"I will continue with the next section of my story about meeting my husband at college...but in a later post. Tonight I want to find a way to go to sleep by unloading my fears on this blank page. For I haven't been able to sleep well for two days now. I am nervous because the storms I live with, the bi-polar storms, are oddly quiet right now. My husband, Storm Boy, or SB as I've been calling him, is in a strange lull...but I am not fooled. I should be happy, relieved, but I am not. I know, that like the barely rippling surface of a Scottish loch nestled between green mountains, peace is deceiving, and lurking in its murkiest depths, down in the cavernous and mossy rocks no human eye can see, is a monster---something prehistoric, something mythic, something that uncoils its dragon-like links, blinks its myopic eyes, and heads slowly and surely for the surface. This is the demon, the reptilian sorrow, the inevitable, rising leviathan that taunts us all...a humped home-wrecker, a cold-blooded throwback to some primitive time, when man wielded a club and lived by the adage: an eye for an eye."

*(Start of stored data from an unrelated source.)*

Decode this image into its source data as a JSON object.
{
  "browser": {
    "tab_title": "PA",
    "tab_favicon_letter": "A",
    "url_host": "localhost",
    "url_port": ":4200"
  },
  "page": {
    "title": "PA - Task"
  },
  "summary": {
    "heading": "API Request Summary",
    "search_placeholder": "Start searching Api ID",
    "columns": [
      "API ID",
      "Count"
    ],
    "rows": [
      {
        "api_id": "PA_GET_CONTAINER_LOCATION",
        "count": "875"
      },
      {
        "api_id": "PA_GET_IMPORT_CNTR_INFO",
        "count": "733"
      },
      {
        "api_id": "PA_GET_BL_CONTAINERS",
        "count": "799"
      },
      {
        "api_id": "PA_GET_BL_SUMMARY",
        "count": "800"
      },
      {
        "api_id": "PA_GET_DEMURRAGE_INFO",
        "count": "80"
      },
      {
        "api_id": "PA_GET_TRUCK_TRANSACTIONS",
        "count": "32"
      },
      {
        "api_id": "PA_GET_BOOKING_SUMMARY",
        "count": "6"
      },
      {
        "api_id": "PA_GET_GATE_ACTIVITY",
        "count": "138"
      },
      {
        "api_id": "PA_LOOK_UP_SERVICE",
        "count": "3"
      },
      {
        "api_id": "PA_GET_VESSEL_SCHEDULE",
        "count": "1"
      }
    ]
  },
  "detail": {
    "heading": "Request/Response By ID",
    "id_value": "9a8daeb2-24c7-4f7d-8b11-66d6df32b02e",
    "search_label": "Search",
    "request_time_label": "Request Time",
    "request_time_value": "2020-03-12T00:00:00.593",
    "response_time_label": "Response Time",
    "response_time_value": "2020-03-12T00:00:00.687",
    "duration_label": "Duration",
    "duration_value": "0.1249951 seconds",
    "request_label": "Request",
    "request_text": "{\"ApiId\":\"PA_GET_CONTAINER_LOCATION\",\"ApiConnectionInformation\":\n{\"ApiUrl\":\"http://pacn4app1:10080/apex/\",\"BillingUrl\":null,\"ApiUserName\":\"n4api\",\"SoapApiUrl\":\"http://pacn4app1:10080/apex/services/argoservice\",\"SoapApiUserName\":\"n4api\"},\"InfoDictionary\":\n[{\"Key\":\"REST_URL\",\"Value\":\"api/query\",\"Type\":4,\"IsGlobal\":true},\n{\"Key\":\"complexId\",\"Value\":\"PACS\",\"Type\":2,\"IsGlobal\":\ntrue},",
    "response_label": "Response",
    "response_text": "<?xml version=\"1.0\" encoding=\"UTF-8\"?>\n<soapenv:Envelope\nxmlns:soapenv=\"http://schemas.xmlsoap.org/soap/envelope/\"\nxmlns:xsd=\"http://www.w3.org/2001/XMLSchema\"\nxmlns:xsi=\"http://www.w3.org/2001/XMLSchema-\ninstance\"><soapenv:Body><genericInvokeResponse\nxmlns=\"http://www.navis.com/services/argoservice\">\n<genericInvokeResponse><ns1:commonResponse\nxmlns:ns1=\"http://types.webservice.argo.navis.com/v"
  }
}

I found this half written opening to a post, penned many months ago...and I sigh. If a person could sigh with fear, then that is the kind of sigh I just made. I've found a way to take a break, a long hiatus from the Loch Ness monster. I've been staying for a month at a friend's house many hours away...but now I must return home or make a complete break from the creature that robs my sleep, my peace, and my joy. My children want to go back to what is familiar, to their friends, school system, activities, even their house with its endless cycles of bi-polar/borderline personality darkness. They want what is familiar. They have never known anything else. My children are almost out of high school. I ask myself, "Can I get through these last few years, get them safely launched, and then seek my own haven?" Yes, it would be easier on some levels...but on others it would be very, very difficult. I don't have a family support system and I have been a homemaker much too long. My resume dates back to college, though I have been working on writing projects that might bring in considerable income at some point. I feel like a failure bound by her fears and a victor about to strike the final blow to her chains and run free. I don't have the answers as I write this. Of course, people always say, "You are the mom, the kids have to follow your decisions," but the decisions are more complicated than people realize.
I have a friend with four young children, a bubbly, outgoing, beautiful young woman who was in a very similar marriage for a long time. She recently separated and is heading towards divorce. She told me that no one can rush your decision, no one can understand the process it takes and, in an ideal world, no one should judge the way you fight your battles, because it's not their Loch Ness monster....it's your own. She told me that many women said to her, "If my husband did that to me, I would have left a long time ago." There were "friends" who implied she was weak, spineless, a doormat, indecisive, etc. Then there were those people who encouraged her, held out a lifeline, patiently helped her work through each battle, and always knew who she really was--a uniquely strong individual that would land on her feet in the end.
If you look at my friend on the outside, she seems to have it all: glowing good looks, charisma, an optimistic personality, family support, talent, a beautiful home, healthy kids, a new job....but on the inside she is fighting the battle of a lifetime, trying to break free of an abusive and controlling man, create safety for her children, overcome doubts and fears, not give up. You might see her driving around our wealthy town in her SUV, with her shades on and her blonde hair back in a ponytail, four adorable kids in the back seat...but the truth is she is a hunted woman, has a security box now at the bank with her greatest valuables in it (so her husband can't take them), a plan in place for her children in case he goes after her violently, a network of friends for protection, an important key hidden in the backyard, and the list goes on. I just saw a picture of her on facebook with a female friend, going to a shooting range. It looks like two women having fun, a Thelma and Louise type outing...but I know what lies behind the picture...I know why she might be training with that gun, especially as her divorce approaches.
It sounds crazy, but this is the life some of us end up living. I once thought that only people coming from terrible backgrounds fell into this kind of mess...but my friend and I are the complete opposite. We both had wealth, opportunities, a certain amount of order and peace in our homes growing up...then again, we both had a parent we struggled with, who exhibited some of the behaviors with deal with in our spouses. In the end, these situations are not related to pedigree or intellect, but to a kind of blindness that blow after blow, turns to a brilliantly hard clarity one must live by....or die. An awakening to a truth that Loch Ness monsters are real, sighted by a few individuals, ugly, bizarre creatures that taunt and haunt us, before they sink back to the depths from which they will inevitably rise again.